Entfesseln Sie das Potenzial der Mikrobiom-16S-rRNA-Datenanalyse mit diesem umfassenden R-Code-Paket – sorgfältig entwickelt für Forscher, Bioinformatiker und Datenwissenschaftler, die mit Sequenzierungsdaten mikrobieller Gemeinschaften arbeiten.
Diese Ressource bietet über 800 Zeilen kommentierten R-Code für die vollständige 16S-rRNA-Analyse mit phyloseq sowie zwei detaillierte PDF-Anleitungen mit Code und Visualisierungen der Ergebnisse. Alle Skripte wurden durch praktische Forschungserfahrung in Mikrobiomprojekten optimiert und hinsichtlich Verständlichkeit, Reproduzierbarkeit und Flexibilität verbessert.
Das Paket ermöglicht Ihnen die Durchführung jedes einzelnen Arbeitsschritts, von der Vorverarbeitung der Rohsequenzierungsdaten bis hin zur fortgeschrittenen Korrelationsanalyse mit klinischen Metadaten.
Sie erhalten:
• Vollständiger, kommentierter R-Code für die 16S-rRNA-Mikrobiomanalyse unter Verwendung von OTU-Tabellen, Metadaten, Taxonomie und phylogenetischen Bäumen
• Spezielle R-Skripte für die Korrelationsanalyse zwischen mikrobiellen Merkmalen und klinischen Metadaten
• Zwei integrierte PDF-Berichte, die die Codeausführung und Beispielergebnisse zeigen.
Workflow-Highlights:
1. Installieren und laden Sie die wichtigsten R-Pakete
2. Importiere Rohdaten und erstelle ein Phyloseq -Objekt
3. Untersuchen Sie zusammenfassende Statistiken und die Datenstruktur.

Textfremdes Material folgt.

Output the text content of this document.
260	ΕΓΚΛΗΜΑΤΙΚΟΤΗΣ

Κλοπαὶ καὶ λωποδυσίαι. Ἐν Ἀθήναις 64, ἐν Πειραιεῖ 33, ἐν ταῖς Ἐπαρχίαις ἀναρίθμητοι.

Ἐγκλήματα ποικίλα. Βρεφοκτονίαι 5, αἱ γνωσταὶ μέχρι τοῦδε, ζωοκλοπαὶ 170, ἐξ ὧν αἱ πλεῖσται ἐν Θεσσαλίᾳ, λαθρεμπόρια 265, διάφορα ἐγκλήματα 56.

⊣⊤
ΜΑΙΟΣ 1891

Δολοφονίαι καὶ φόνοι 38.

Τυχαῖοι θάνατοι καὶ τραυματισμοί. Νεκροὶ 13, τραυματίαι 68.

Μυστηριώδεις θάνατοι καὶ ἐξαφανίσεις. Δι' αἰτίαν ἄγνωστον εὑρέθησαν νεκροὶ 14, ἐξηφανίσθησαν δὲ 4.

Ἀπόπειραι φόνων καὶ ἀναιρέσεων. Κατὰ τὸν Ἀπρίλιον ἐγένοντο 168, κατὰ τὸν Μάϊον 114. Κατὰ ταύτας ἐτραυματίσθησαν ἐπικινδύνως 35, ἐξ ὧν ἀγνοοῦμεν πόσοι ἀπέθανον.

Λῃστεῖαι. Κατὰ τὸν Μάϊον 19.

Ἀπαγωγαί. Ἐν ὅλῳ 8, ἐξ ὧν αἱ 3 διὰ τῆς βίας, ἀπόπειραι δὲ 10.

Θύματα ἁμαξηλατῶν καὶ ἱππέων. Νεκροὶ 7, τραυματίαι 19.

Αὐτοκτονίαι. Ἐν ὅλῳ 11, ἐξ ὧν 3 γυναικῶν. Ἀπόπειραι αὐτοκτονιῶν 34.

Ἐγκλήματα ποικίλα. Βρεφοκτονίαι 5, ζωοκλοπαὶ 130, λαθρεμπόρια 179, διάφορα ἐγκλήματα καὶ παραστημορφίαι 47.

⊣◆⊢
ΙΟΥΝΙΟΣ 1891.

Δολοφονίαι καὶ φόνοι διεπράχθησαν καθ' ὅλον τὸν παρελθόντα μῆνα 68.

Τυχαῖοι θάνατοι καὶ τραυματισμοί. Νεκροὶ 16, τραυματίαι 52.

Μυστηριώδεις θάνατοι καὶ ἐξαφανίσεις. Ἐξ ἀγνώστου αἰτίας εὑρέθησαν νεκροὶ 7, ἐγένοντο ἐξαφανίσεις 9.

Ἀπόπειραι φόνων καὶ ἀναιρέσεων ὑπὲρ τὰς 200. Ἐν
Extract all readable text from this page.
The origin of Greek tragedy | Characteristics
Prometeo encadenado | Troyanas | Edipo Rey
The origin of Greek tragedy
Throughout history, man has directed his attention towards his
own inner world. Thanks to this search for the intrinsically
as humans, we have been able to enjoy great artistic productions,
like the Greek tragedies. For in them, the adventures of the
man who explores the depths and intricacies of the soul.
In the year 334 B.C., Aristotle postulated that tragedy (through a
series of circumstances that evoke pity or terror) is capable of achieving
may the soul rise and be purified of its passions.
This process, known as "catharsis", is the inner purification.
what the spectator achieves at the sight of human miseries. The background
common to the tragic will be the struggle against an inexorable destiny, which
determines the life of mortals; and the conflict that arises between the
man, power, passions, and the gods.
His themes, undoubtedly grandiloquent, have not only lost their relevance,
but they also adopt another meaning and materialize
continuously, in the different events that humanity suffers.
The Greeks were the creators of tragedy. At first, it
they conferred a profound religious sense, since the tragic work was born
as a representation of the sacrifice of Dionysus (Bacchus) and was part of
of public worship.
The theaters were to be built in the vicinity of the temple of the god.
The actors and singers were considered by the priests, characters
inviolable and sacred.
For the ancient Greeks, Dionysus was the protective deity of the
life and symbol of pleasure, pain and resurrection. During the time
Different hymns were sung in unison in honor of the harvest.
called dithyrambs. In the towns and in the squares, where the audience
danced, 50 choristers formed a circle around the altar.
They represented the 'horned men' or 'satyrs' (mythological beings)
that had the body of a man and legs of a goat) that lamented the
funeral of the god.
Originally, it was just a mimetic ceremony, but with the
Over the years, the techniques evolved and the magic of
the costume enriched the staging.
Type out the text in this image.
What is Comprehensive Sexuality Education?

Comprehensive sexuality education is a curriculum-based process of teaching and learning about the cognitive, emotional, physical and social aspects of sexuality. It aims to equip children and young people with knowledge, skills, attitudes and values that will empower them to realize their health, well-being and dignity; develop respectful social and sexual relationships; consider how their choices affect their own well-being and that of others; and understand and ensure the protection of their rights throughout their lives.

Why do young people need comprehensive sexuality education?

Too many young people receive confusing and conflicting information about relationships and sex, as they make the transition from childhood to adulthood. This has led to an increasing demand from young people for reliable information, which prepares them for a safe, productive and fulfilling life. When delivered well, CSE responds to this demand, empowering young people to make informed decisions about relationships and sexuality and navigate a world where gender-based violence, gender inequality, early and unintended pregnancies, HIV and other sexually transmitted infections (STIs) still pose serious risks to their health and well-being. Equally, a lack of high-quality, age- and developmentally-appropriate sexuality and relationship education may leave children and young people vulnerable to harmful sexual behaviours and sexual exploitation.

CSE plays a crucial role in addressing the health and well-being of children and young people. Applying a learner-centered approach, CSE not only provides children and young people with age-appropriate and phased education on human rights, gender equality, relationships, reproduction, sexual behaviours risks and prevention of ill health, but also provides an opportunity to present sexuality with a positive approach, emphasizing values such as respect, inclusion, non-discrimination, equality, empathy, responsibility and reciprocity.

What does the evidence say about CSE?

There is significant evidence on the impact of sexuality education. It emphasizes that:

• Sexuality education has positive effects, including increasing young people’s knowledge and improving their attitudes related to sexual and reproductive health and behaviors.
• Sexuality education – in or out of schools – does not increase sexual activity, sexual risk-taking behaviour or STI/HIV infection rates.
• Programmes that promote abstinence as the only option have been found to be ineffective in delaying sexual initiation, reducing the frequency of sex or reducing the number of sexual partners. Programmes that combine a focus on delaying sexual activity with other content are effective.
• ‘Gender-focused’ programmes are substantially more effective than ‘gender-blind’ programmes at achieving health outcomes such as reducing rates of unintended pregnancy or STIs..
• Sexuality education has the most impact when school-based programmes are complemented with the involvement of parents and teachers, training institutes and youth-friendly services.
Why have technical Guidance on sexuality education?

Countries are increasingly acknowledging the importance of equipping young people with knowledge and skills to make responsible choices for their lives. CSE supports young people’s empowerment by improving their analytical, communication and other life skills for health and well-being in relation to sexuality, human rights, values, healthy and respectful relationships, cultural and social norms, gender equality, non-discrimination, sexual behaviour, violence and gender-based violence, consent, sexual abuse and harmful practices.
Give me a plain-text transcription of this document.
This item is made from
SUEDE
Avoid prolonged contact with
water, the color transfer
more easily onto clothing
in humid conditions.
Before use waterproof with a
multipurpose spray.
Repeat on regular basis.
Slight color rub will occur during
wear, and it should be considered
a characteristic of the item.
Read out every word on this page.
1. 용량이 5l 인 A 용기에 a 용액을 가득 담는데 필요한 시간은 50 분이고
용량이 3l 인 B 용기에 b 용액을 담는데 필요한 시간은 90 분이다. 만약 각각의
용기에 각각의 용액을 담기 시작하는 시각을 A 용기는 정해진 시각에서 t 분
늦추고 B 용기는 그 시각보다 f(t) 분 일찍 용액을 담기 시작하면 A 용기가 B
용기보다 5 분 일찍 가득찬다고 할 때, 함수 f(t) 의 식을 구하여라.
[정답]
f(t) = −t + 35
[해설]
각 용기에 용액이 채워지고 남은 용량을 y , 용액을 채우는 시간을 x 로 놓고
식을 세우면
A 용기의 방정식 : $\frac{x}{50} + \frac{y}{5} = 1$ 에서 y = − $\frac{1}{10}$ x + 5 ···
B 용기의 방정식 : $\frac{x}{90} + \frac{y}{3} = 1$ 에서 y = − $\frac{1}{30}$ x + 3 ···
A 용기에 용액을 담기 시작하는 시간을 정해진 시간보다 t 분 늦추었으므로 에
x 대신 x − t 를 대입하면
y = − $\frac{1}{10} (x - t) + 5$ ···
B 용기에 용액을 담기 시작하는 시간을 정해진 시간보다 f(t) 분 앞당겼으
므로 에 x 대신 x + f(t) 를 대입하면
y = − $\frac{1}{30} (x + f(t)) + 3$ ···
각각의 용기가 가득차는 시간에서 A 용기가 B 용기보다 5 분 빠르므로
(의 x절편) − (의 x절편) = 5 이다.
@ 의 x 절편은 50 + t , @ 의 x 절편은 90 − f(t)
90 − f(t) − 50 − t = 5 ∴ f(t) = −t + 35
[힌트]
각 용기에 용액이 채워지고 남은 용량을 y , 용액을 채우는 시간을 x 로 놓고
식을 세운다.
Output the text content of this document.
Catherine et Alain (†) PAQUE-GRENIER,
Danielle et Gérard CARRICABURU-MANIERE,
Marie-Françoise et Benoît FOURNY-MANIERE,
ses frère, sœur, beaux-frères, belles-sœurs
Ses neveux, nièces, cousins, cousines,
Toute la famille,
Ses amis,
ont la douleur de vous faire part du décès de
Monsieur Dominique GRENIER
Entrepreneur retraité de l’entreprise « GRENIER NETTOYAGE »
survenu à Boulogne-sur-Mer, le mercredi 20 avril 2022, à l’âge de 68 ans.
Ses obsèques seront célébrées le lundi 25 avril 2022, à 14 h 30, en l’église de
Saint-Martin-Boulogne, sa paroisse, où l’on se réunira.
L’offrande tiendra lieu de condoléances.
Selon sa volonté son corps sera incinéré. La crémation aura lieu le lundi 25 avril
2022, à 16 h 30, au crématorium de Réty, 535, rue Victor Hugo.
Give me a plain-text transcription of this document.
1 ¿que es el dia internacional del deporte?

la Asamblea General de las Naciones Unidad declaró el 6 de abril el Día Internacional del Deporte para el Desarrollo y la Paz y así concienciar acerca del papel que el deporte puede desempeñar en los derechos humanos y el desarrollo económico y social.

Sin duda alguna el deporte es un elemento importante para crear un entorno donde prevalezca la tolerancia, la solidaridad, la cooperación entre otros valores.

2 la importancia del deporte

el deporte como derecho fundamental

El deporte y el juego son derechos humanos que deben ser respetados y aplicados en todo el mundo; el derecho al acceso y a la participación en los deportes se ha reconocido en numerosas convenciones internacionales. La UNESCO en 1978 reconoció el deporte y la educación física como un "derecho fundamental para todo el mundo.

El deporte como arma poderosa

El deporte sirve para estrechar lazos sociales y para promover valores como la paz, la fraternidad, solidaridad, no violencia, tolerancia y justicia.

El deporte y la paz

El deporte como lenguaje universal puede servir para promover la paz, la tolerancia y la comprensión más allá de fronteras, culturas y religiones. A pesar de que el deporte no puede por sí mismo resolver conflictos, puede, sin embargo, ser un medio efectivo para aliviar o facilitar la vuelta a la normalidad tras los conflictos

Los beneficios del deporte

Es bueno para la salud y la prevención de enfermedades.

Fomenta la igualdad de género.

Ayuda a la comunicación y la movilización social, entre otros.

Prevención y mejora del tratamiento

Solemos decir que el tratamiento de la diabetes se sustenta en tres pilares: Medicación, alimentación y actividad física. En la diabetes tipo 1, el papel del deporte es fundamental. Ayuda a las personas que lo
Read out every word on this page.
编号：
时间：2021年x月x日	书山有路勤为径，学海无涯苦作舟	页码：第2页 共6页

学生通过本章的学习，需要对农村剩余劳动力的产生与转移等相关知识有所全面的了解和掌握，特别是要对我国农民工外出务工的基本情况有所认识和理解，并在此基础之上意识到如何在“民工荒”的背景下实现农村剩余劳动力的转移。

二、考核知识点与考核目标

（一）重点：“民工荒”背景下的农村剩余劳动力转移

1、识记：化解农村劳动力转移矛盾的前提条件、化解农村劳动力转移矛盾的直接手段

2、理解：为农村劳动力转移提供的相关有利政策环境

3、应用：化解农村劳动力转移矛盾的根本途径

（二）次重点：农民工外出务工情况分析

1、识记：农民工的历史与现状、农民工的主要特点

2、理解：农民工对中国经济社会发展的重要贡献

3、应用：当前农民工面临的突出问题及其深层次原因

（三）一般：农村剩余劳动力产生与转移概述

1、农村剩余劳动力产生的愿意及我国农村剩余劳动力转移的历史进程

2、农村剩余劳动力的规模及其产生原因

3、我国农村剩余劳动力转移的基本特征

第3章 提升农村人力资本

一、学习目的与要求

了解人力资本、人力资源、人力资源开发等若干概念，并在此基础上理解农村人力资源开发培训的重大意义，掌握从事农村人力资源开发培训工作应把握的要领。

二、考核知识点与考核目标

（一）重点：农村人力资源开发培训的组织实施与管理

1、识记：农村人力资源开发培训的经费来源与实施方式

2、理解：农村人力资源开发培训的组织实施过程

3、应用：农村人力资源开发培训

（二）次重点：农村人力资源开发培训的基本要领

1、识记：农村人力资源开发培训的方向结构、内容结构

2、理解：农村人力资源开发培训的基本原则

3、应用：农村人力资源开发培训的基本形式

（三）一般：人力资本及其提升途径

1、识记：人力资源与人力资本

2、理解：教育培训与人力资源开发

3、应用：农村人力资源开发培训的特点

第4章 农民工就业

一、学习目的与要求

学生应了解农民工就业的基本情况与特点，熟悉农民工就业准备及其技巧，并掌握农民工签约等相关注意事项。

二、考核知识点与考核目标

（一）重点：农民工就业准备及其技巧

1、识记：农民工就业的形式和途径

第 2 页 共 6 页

4. Daten durch Verdünnung normalisieren
5. Analysiere die taxonomische Zusammensetzung und die relative Häufigkeit
6. Führen Sie Diversitätsanalysen und Gruppenvergleiche durch.
7. Merkmals-Metadaten-Korrelationen berechnen und visualisieren
Dieses Paket schließt die Lücke zwischen Code und Verständnis und ermöglicht es Ihnen, sich auf die Interpretation der biologischen Bedeutung zu konzentrieren , anstatt Fehler in den Skripten zu beheben.
Hinweis : Dieses Toolkit stellt eine validierte und dokumentierte Pipeline für die 16S-Mikrobiomanalyse unter Verwendung der R-Pakete phyloseq, vegan und Standard-R dar. Es ist als flexible, modifizierbare Struktur konzipiert und nicht als klinische oder Publikationsleitlinie gedacht. Die Verwendung und Interpretation obliegt dem Käufer.